Phase 1: Visualize the flow
The Team focused on visualizing the flow. We tuned Jira and other tools to help them manage the backlog and work better together. With that in place, the Team could study their cumulative flow diagrams and see how much time work items spent in each development stage. The main driver of long onboarding times was the wait (lead) time: a backlog of onboarding requests piled up, and the Team took a while to get through it before Sales resorted to escalation.
Phase 2: Limit work, and experiment
We coached the Team to limit the amount of work they were executing, to focus on catching up to the backlog, and to find sustainable ways to reduce cycle time. In this phase we introduced systemic continuous-improvement mechanisms, kaizen, and experimented extensively to achieve those goals.
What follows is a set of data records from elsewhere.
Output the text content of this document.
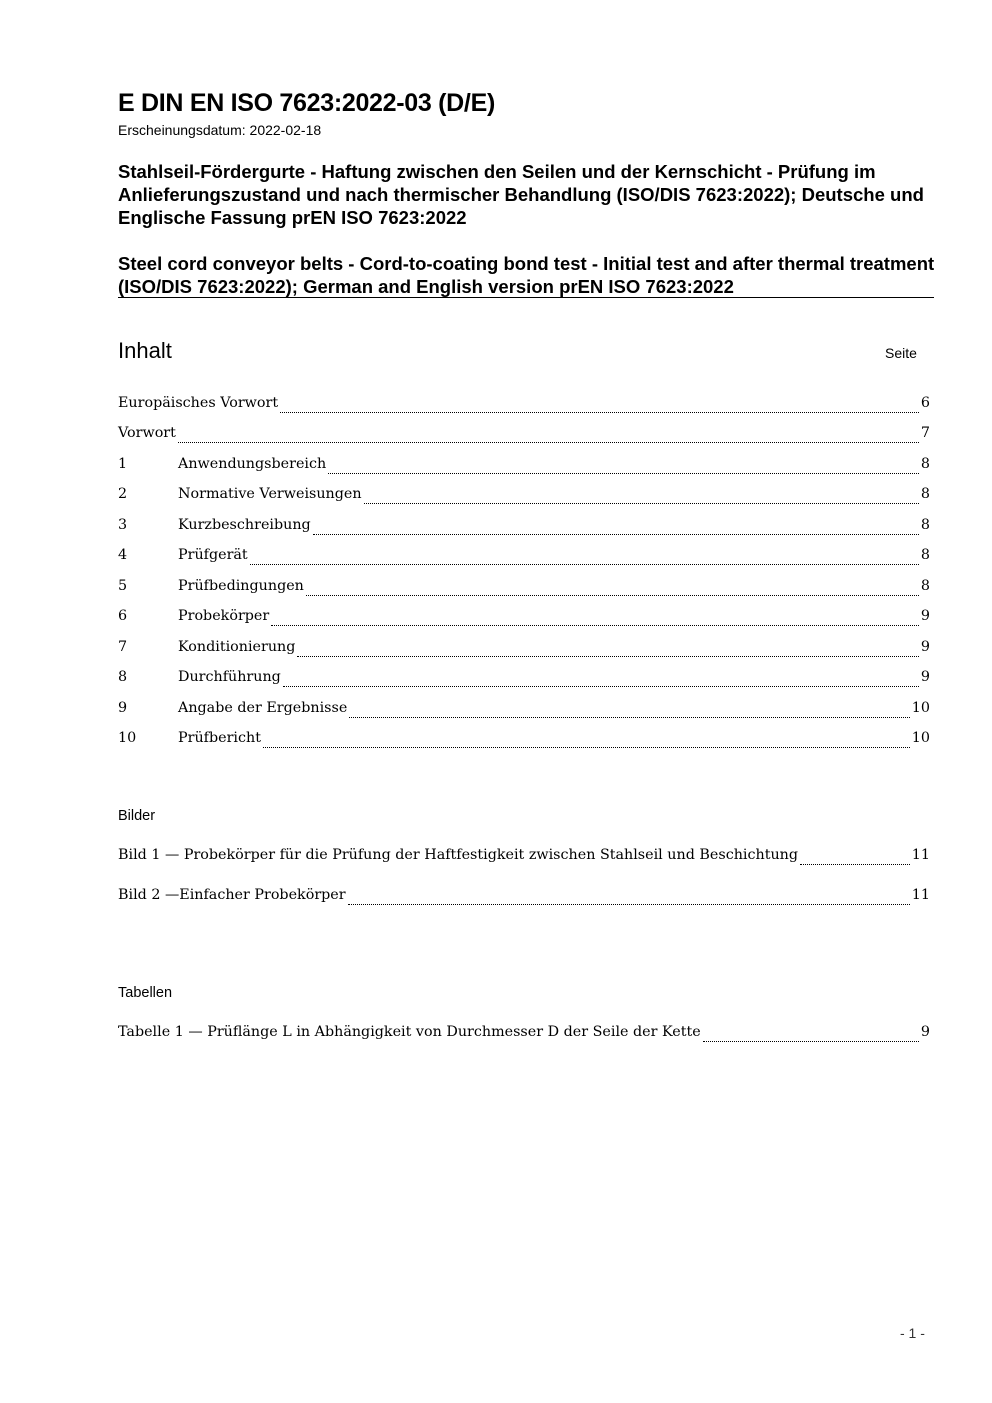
E DIN EN ISO 7623:2022-03 (D/E)
Erscheinungsdatum: 2022-02-18
Stahlseil-Fördergurte - Haftung zwischen den Seilen und der Kernschicht - Prüfung im Anlieferungszustand und nach thermischer Behandlung (ISO/DIS 7623:2022); Deutsche und Englische Fassung prEN ISO 7623:2022
Steel cord conveyor belts - Cord-to-coating bond test - Initial test and after thermal treatment (ISO/DIS 7623:2022); German and English version prEN ISO 7623:2022
Inhalt	Seite
Europäisches Vorwort	6
Vorwort	7
1	Anwendungsbereich	8
2	Normative Verweisungen	8
3	Kurzbeschreibung	8
4	Prüfgerät	8
5	Prüfbedingungen	8
6	Probekörper	9
7	Konditionierung	9
8	Durchführung	9
9	Angabe der Ergebnisse	10
10	Prüfbericht	10
Bilder
Bild 1 — Probekörper für die Prüfung der Haftfestigkeit zwischen Stahlseil und Beschichtung	11
Bild 2 —Einfacher Probekörper	11
Tabellen
Tabelle 1 — Prüflänge L in Abhängigkeit von Durchmesser D der Seile der Kette	9
- 1 -
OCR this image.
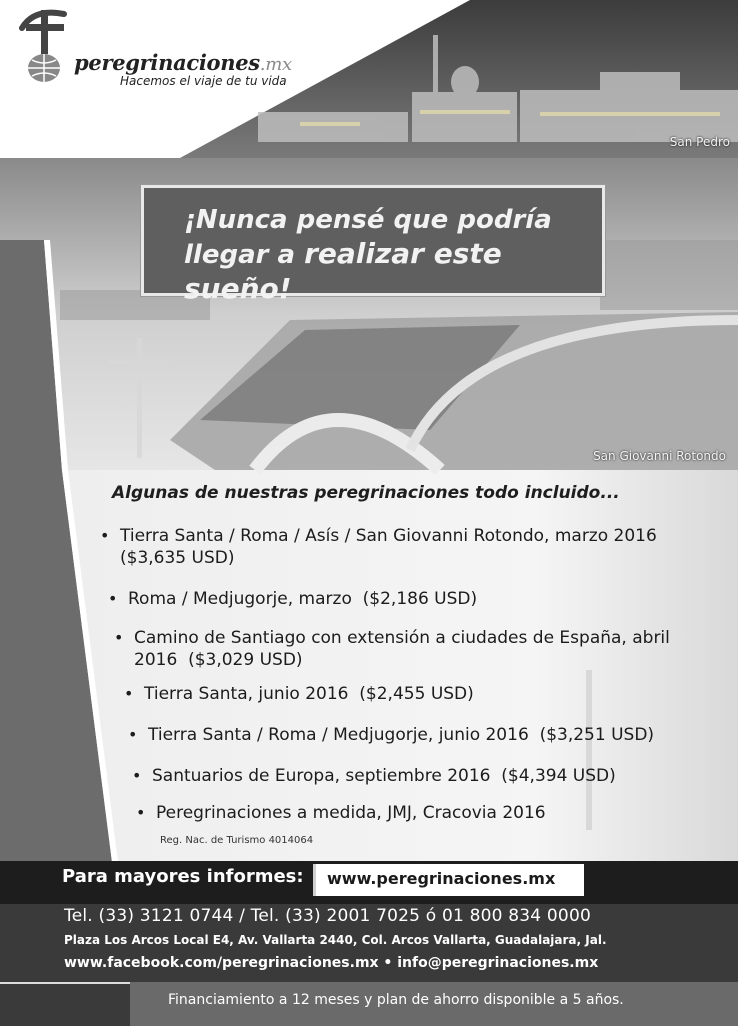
peregrinaciones.mx
Hacemos el viaje de tu vida
San Pedro
San Giovanni Rotondo
¡Nunca pensé que podría
llegar a realizar este sueño!
Algunas de nuestras peregrinaciones todo incluido...
• Tierra Santa / Roma / Asís / San Giovanni Rotondo, marzo 2016
($3,635 USD)
• Roma / Medjugorje, marzo ($2,186 USD)
• Camino de Santiago con extensión a ciudades de España, abril 2016 ($3,029 USD)
• Tierra Santa, junio 2016 ($2,455 USD)
• Tierra Santa / Roma / Medjugorje, junio 2016 ($3,251 USD)
• Santuarios de Europa, septiembre 2016 ($4,394 USD)
• Peregrinaciones a medida, JMJ, Cracovia 2016
Reg. Nac. de Turismo 4014064
Para mayores informes: www.peregrinaciones.mx
Tel. (33) 3121 0744 / Tel. (33) 2001 7025 ó 01 800 834 0000
Plaza Los Arcos Local E4, Av. Vallarta 2440, Col. Arcos Vallarta, Guadalajara, Jal.
www.facebook.com/peregrinaciones.mx • info@peregrinaciones.mx
Financiamiento a 12 meses y plan de ahorro disponible a 5 años.
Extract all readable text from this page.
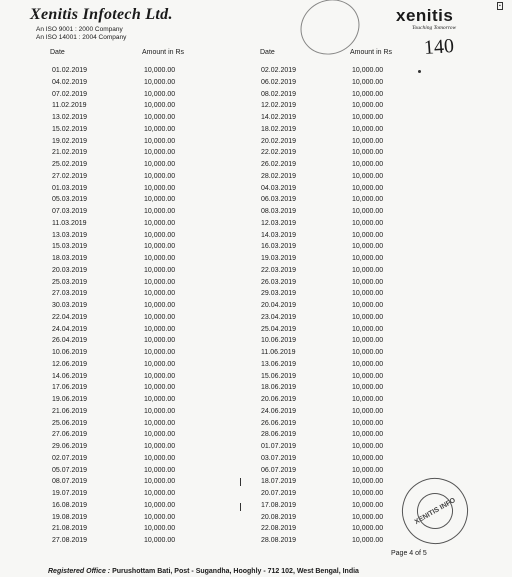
Xenitis Infotech Ltd.
An ISO 9001 : 2000 Company
An ISO 14001 : 2004 Company
xenitis	▪
Touching Tomorrow
140
Date	Amount in Rs	Date	Amount in Rs
01.02.2019	10,000.00	02.02.2019	10,000.00
04.02.2019	10,000.00	06.02.2019	10,000.00
07.02.2019	10,000.00	08.02.2019	10,000.00
11.02.2019	10,000.00	12.02.2019	10,000.00
13.02.2019	10,000.00	14.02.2019	10,000.00
15.02.2019	10,000.00	18.02.2019	10,000.00
19.02.2019	10,000.00	20.02.2019	10,000.00
21.02.2019	10,000.00	22.02.2019	10,000.00
25.02.2019	10,000.00	26.02.2019	10,000.00
27.02.2019	10,000.00	28.02.2019	10,000.00
01.03.2019	10,000.00	04.03.2019	10,000.00
05.03.2019	10,000.00	06.03.2019	10,000.00
07.03.2019	10,000.00	08.03.2019	10,000.00
11.03.2019	10,000.00	12.03.2019	10,000.00
13.03.2019	10,000.00	14.03.2019	10,000.00
15.03.2019	10,000.00	16.03.2019	10,000.00
18.03.2019	10,000.00	19.03.2019	10,000.00
20.03.2019	10,000.00	22.03.2019	10,000.00
25.03.2019	10,000.00	26.03.2019	10,000.00
27.03.2019	10,000.00	29.03.2019	10,000.00
30.03.2019	10,000.00	20.04.2019	10,000.00
22.04.2019	10,000.00	23.04.2019	10,000.00
24.04.2019	10,000.00	25.04.2019	10,000.00
26.04.2019	10,000.00	10.06.2019	10,000.00
10.06.2019	10,000.00	11.06.2019	10,000.00
12.06.2019	10,000.00	13.06.2019	10,000.00
14.06.2019	10,000.00	15.06.2019	10,000.00
17.06.2019	10,000.00	18.06.2019	10,000.00
19.06.2019	10,000.00	20.06.2019	10,000.00
21.06.2019	10,000.00	24.06.2019	10,000.00
25.06.2019	10,000.00	26.06.2019	10,000.00
27.06.2019	10,000.00	28.06.2019	10,000.00
29.06.2019	10,000.00	01.07.2019	10,000.00
02.07.2019	10,000.00	03.07.2019	10,000.00
05.07.2019	10,000.00	06.07.2019	10,000.00
08.07.2019	10,000.00	18.07.2019	10,000.00
19.07.2019	10,000.00	20.07.2019	10,000.00
16.08.2019	10,000.00	17.08.2019	10,000.00
19.08.2019	10,000.00	20.08.2019	10,000.00
21.08.2019	10,000.00	22.08.2019	10,000.00
27.08.2019	10,000.00	28.08.2019	10,000.00
XENITIS INFO
Page 4 of 5
Registered Office : Purushottam Bati, Post - Sugandha, Hooghly - 712 102, West Bengal, India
We believe experimentation drives successful agile adoptions. Feedback loops have to be short too, so teams can try and fail (and learn) fast. Working closely with the Team, we searched for the work-in-progress limits that would let them complete onboarding requests on time while keeping the growing backlog in check. These experiments pushed overall cycle time temporarily up. That may seem counterintuitive, but it’s normal during an agile adoption. Teams have to “go slow to go fast,” unlearning sub-optimal behaviors before replacing them with better practices.
Phase 3: Build tools, delegate, and scale
After a few iterations, the Team and leadership landed on tested, durable solutions that raised their performance. They built automated tools and trained the Sales team to use them to onboard new clients themselves. That reduced, and in some cases removed, FSC’s dependence on the Team to onboard new clients.
They were able to turn that perception around and build tools that handed control to the people the delays hurt most, who then went on to become champions for the Team themselves.
These solutions optimized flow and reduced cycle time by approximately 80% compared to Phase 1. Sales and customer complaints, and escalations to leadership, dropped sharply. The Team was happier, too, because they were no longer the “bad guys” who got in the way of success. A downward cycle had become a virtuous one.
Throughout the three phases, our four-principle approach to agile adoptions was instrumental to making this a sustainable success. We took the time to train and educate everyone involved, including leadership; promoted tested processes and optimized them to reflect the Team’s needs and context; introduced new technologies to ease visualization and metrics-gathering; and made sure quality was built into the processes used, by promoting practices such as continuous integration (CI), continuous deployment (CD), and pair programming.
The solutions we crafted in partnership with the FSC were made to last. Coupled with a new but strong culture of continuous improvement, the Team became one of the best-performing groups and are on their way to being a positive role model to others at the company. We look forward to seeing how these successes inspire others to be agile rather than do agile.